Lalu, ia pun berjalan pergi.

Aku mencelupkan kakiku ke dalam air sungai yang sedikit kurang jernih.

Apakah di sungai ini tidak ada udang atau ikan yang bisa ditangkap?

Memikirkan hal itu membuat perutku semakin perih karena siksaan lapar.

Rambut panjangku yang kugulung, kuurai dan kupisahkan dengan jemariku.

Aku membilasnya dengan air sampai aku merasakan leherku basah. Aku ingin sekali mandi dan berendam seperti Zidni, tapi aku ngeri harus melepas semua pakaianku.

Lenganku terasa sakit dan aku menggulung lengan bajuku. Ah, rasanya perih sekali lenganku ini. Aku 

membasahinya dengan air.

Aku membasuh wajah dan menggosok tangan serta kakiku. Memar-memar di sekujur tubuhku terasa sangat perih dan dingin kala terbasuh air. Aku tidak menyangka bahwa tubuhku akan menderita lebam-lebam seperti ini.

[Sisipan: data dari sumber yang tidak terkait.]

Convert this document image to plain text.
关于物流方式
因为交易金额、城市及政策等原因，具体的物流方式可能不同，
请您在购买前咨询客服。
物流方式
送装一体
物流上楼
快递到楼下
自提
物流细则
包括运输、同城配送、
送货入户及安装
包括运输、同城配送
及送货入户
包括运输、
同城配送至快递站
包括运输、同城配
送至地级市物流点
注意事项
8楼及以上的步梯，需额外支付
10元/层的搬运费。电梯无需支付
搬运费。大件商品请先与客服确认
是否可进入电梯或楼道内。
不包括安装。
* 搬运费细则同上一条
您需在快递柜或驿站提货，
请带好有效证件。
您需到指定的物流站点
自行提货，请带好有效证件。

Aku segera menyudahi mandi kilatku 

karena aku merasa sangat lapar.

Aku disambut dengan aroma sesuatu yang dibakar dengan api. Rasanya aku masih tidak bisa melihat api yang menyala-nyala tapi aku paksakan untuk bersikap baik-baik saja. 

Zidni hanya melihatku sekilas saat aku menjemur kerudungku di salah satu ranting pohon kecil yang menjuntai.

“Rambutmu basah,” komentarnya.

Aku melirik padanya tanpa mengatakan apa-apa. 

“Aku belum pernah melihat perempuan dengan rambut basah sebelumnya,” gumamnya, namun kata-kata itu jelas sekali di telingaku.

Aku terus diam saja karena tidak memahami maksudnya.

Lalu, Zidni mengundangku untuk duduk disebelahnya.

“Makanlah,” ujarnya. “Rasanya lumayan.” Zidni bergumam.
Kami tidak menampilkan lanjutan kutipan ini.